Erótica porque hay muerte
en el corazón del nacimiento,

drama en aquellos viejos prismas del
amanecer en húmedos arcos de cedro,

misterio más profundo
lavando platos al anochecer
o bromeando con mi mujer,

que se hace, sí, más bella
porque uno de nosotros morirá.





Lo que el agua conoce

Lo que la boca canta, debe aprender

a perdonarlo el alma.
A los ojos del mundo real una rata
es tan moral como un monje.
Todavía, el corazón es un río
manando de sí mismo, un río
que no puede ser cruzado.

Se abre sobre una bahía
y se devuelve sobre sí mismo
cuando entra la marea,
lleva el grito del somorgujo y las sales
de lo indeciblemente humano.

Un águila distante entra a la boca de un río
el salmón ya no corre, sus amplias alas brillan
corriente arriba hasta que desaparece
hacia la nada de donde vino.

Sólo permanece el pensamiento.
Desprovisto de la astucia del águila
o de la sabiduría del gorrión,
¿adónde tornaré, anegado en tristeza?
¿Quién conocerá lo que los árboles conocen,
la arácnida paciencia del arce joven
o lo que confiesa el sauce?

Permítanme ser agua.
El corazón se escancia en olas.
Escuchen lo que el agua dice.
Viento, sé un amigo.
No hay nada que yo no pudiera perdonar.




Égloga de la marisma negra

Aunque es mitad del verano,
el gran garzón azul
sujeta un invierno más oscuro sobre
sus hombros gibados,
las nubes grisáceamente opacas
se alzan sobre él como tormenta
sobre el Pacífico.

Más monumento que pájaro
se alza en el negro marisma,
un arrugado profeta
vuelto desde una mitología esfumada.
Vigila el corazón de las cosas

y no se mueve o modula. Pero cuando
al fin vuela, sus grandes alas
cubren el cielo ensombrecido, y lentamente,
como si rezara, se alza, casi sin moverse,

mientras empuja lejos el mundo.

Traducciones de Rafael Patiño




Existe un gran mar llamado Tranquilidad.

Existe un gran mar llamado Tranquilidad.
Lo vi una vez en un mapa. Allí había navíos blancos
con blancas velas sopladas por la brisa Adriática,
estaban cargados con sueños
y creencias-lo vi todo en el mapa.
Pero nunca podría llevarte allá.
No puedo encontrarlo otra vez.

Pero aquí está el mar que conozco, duro y frío,
amargo en su sentencia, aplastado
por un cielo de sólida ceniza.
Las noticias del día llegan frenéticas
y nosotros nos endurecemos, nuestra sangre
se enfría, y un fantasma del pasado
libera nuestro sermón narcisista

en la misma vieja monotonía que nuestros padres
escucharon en Auschwitz o en Treblinka.
Cuando llegue el verano, el mar
se volverá de oro y veremos nuestros rostros
reflejados en el agua. Sólo entonces podremos
recordar
la rosa de muchos corazones abriendo,
una tras otra,

sus más secretas habitaciones hacia el fin.
Caminamos sobre las cenizas de la muerte
bajo un cielo de cenizas.
Los Japoneses combinan el signo palabra
con el signo templo para obtener el signo poesía:
templo de la palabra; bendita palabra;
ninguna palabra puede salvarse.

Versión de Abraham Chinchillas



LAS REDES

El algún sitio alguien
en la orilla del mar
al calor de una pequeña hoguera
está desenredando
las pesadas redes del deseo.

Trabaja despacio, sus dedos sangran,
su mente a un tiempo y a medias,
piensa……. escucha…….
sabiendo que sólo el mar alimentará su sed.



MONTAÑAS Y RÍOS SIN FIN

Luego de hacer el amor, somos como ríos
que descienden de la cima de las altas cumbres.
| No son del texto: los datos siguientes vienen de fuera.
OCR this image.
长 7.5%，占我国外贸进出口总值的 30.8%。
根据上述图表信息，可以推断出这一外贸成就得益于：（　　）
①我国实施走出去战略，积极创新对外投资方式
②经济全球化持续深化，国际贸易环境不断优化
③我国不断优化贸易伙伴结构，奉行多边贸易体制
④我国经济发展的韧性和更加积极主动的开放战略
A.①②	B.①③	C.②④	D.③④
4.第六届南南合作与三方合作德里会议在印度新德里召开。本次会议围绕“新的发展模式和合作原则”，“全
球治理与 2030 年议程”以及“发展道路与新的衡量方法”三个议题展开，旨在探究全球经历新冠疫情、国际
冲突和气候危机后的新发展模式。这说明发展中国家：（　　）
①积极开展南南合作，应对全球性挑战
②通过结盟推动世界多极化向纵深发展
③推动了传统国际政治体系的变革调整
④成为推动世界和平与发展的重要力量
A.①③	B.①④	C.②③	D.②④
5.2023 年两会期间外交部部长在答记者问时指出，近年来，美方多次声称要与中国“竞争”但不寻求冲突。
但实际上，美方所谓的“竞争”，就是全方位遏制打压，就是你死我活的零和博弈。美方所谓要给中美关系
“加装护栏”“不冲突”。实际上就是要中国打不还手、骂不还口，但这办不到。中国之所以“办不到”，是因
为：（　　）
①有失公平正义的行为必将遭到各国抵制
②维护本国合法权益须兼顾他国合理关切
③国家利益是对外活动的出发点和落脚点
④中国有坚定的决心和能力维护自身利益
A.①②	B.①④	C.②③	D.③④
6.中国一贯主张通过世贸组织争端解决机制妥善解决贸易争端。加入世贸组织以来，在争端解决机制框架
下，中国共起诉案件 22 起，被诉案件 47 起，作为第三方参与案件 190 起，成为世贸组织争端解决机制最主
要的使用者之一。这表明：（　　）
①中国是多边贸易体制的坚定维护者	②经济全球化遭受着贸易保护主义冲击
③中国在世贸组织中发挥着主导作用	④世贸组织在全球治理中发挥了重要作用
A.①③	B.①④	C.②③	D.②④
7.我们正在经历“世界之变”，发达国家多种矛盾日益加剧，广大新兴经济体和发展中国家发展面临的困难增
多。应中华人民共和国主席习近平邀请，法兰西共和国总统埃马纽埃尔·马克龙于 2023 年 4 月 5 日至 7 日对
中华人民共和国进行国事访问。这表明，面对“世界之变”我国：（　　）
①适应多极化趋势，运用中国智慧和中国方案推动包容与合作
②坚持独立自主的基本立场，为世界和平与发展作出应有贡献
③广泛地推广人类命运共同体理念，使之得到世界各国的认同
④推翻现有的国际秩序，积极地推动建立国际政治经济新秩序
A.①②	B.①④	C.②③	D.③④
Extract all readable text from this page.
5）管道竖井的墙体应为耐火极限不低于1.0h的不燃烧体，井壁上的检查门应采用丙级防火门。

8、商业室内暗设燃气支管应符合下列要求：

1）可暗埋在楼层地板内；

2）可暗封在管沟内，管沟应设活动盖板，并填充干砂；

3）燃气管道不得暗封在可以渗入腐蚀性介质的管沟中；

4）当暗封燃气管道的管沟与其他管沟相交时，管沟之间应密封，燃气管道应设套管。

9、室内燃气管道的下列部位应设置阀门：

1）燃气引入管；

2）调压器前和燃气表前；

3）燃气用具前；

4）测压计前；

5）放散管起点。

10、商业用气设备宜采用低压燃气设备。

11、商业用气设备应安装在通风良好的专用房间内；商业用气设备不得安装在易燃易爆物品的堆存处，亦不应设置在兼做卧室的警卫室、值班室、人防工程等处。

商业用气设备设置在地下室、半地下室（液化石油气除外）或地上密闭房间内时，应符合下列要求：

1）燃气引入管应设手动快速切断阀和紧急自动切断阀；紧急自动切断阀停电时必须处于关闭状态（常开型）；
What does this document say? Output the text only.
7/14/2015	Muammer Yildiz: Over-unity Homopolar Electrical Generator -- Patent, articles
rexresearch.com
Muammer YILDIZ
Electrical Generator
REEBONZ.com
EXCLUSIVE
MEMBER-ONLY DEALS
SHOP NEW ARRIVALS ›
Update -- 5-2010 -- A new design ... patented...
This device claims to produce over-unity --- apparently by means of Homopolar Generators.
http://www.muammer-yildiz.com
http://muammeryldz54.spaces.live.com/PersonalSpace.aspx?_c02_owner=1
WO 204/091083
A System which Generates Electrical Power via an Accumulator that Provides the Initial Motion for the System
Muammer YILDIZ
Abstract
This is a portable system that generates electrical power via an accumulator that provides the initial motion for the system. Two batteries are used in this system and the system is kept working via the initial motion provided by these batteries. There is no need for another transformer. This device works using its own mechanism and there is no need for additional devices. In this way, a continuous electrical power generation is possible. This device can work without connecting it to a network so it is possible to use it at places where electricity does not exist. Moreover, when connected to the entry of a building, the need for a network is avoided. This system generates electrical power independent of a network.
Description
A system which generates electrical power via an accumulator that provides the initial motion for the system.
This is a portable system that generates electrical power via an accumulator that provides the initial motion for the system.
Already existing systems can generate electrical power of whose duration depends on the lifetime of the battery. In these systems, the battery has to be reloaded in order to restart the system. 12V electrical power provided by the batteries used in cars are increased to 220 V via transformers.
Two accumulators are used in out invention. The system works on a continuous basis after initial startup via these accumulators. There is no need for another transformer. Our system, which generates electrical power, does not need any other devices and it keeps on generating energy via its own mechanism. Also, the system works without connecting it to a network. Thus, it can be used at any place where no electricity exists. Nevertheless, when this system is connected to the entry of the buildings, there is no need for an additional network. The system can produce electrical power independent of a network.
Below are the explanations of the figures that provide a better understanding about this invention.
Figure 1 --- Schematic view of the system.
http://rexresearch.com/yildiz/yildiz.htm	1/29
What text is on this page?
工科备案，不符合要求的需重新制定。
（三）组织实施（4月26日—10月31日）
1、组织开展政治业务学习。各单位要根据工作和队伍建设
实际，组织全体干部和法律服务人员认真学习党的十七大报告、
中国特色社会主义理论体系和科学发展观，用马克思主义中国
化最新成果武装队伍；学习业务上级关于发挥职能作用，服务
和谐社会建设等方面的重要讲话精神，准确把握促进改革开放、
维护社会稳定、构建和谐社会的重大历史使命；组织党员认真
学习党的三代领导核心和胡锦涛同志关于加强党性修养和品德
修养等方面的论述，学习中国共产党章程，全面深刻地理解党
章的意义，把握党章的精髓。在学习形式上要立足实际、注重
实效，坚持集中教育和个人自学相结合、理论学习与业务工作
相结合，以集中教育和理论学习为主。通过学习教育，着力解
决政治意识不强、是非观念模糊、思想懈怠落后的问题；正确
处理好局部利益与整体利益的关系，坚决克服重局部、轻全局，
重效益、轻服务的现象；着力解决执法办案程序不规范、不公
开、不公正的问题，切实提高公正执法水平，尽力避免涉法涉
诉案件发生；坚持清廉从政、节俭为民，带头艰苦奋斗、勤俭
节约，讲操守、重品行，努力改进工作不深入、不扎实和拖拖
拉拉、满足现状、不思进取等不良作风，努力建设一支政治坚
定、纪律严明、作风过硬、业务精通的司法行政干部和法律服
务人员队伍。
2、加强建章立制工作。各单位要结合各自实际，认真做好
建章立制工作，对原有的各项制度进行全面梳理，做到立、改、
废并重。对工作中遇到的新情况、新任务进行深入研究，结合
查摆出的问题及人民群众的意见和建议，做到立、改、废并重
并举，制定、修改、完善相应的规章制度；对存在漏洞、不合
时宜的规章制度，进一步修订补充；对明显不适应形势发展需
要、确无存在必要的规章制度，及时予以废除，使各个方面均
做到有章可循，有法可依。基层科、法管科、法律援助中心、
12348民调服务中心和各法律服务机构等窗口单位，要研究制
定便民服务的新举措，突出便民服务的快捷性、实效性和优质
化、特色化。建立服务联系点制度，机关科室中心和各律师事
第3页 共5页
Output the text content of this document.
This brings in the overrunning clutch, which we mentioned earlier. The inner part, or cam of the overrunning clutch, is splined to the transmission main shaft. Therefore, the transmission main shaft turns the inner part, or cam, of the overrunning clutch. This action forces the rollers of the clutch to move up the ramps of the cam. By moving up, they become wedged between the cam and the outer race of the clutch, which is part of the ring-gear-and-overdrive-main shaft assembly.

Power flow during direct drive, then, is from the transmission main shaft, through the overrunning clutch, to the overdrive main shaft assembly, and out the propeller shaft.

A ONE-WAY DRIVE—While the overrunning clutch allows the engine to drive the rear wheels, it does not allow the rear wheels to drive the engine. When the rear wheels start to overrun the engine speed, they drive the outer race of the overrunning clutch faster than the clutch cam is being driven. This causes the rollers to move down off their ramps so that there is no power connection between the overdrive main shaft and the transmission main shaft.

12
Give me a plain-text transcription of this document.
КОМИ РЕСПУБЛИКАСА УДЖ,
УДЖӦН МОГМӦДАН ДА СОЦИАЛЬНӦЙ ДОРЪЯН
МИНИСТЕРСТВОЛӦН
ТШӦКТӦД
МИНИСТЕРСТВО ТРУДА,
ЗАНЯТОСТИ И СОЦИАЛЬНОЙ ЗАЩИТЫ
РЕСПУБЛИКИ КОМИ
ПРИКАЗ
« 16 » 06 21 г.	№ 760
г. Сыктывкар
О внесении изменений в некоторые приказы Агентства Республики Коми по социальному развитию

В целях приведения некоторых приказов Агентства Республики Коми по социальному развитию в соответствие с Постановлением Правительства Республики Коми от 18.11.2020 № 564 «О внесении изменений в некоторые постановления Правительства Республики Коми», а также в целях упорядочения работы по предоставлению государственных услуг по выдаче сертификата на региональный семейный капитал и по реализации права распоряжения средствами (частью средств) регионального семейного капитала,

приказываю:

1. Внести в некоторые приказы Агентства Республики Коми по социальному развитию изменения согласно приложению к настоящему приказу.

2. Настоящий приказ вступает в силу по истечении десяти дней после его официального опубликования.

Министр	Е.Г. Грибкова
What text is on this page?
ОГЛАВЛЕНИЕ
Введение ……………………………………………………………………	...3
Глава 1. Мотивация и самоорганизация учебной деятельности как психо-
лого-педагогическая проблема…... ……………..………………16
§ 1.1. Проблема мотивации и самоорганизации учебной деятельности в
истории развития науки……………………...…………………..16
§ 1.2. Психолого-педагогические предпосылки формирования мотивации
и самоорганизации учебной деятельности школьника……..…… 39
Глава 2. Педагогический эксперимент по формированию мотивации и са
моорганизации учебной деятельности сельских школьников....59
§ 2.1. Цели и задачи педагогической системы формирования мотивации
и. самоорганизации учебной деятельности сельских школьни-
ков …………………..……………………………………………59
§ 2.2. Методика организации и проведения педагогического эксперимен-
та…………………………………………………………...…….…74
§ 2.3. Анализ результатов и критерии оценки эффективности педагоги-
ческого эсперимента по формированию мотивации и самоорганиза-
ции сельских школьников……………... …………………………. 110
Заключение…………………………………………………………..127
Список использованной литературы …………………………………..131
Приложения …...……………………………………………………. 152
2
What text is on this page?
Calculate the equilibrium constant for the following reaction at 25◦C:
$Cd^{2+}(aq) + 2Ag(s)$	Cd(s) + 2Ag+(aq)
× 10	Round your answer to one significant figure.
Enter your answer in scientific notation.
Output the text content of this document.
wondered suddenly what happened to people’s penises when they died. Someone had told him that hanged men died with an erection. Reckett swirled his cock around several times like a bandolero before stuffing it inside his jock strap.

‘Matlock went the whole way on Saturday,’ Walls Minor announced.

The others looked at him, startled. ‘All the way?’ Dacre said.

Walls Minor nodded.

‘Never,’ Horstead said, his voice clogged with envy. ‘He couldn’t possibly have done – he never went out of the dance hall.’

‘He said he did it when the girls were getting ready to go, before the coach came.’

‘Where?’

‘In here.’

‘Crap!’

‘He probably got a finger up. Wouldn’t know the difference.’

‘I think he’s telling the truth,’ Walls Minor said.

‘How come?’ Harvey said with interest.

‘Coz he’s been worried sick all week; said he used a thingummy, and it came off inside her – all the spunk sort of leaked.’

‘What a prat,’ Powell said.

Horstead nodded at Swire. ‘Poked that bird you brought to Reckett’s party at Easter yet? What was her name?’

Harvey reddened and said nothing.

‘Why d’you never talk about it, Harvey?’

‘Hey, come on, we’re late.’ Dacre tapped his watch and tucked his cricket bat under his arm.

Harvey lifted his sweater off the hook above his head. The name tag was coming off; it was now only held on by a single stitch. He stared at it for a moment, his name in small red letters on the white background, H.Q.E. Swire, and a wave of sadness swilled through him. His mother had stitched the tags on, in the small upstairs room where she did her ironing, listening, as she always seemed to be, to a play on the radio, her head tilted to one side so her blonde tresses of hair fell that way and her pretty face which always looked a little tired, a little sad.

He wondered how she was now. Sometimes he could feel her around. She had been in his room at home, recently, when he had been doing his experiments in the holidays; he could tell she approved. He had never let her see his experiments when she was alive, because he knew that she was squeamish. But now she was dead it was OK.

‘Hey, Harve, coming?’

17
Permanecemos en la quietud, nos movemos
tranquilos en la profundidad del peligro

dos ríos penetrando el océano
serenos, como si nada tuviera importancia:

sosegadamente, pero con gran energía
confluyendo en las aguas cada vez más profundas.



DISCURSO ANTE LA ASAMBLEA
LEGISLATIVA, 2003

Nunca he estado en Jerusalén,
sin embargo Shirley habla de las bombas.
No tengo ningún dios, pero he visto a los niños
orando para que todo esto llegue a su fin.
Ellos le rezan a diferentes dioses.
Nuevamente las noticias son todas viejas noticias,
que se repiten
igual que los vicios, el tabaco barato,
la mentira social.

Los niños han visto tanta muerte
que ésta ha perdido su significado.
Ellos hacen la cola para recibir su pan.
Ellos hacen la cola para obtener un poco de agua.
Sus ojos, negras lunas reflejando el vacío.
Los hemos visto mil veces.

En unos momentos hablará el presidente.
Él tendrá algo que decir acerca de las bombas,
La libertad, y nuestro modo de vida.
Yo apagaré el televisor. Siempre lo hago.
No puedo mirarlo. No soporto los monumentos
en sus ojos.



EL GANADO DE DRESDEN
Ah, las ruinas del corazón humano.
Un granero envuelto en llamas,
una catedral bombardeada,

las sombras de formas casi humanas
caen, se levantan, se deslizan,
silenciosamente se turnan
para entrar alternativamente
¿en la oscuridad o en la luz? Napoleón
o los eslavos que murieron
a lo largo del agonizante Elba.

Las viejas manos azules de mármol
del albañil colocaron piedra sobre piedra,
y las manos sangrientas de los amargos

las hicieron añicos.
Nos condujeron por las calles
como ganado. Lloramos

pero nadie acudió. Una cosa
es amar a otro ser humano,
otra saber

y recordar
como murió lo bello.



EL DON DE LENGUAS

Todo aquello que hurto, lo doy.
Una vez, rodeado de pinos tan altos
como estos,
la misma luna creciente deslizándose,
suave, a través de la altura,
yo estaba sentado, acurrucado sobre mis rodillas,
en compañía de un amigo, fumando, bebiendo té,
intercambiando historias de coyotes y mentiras.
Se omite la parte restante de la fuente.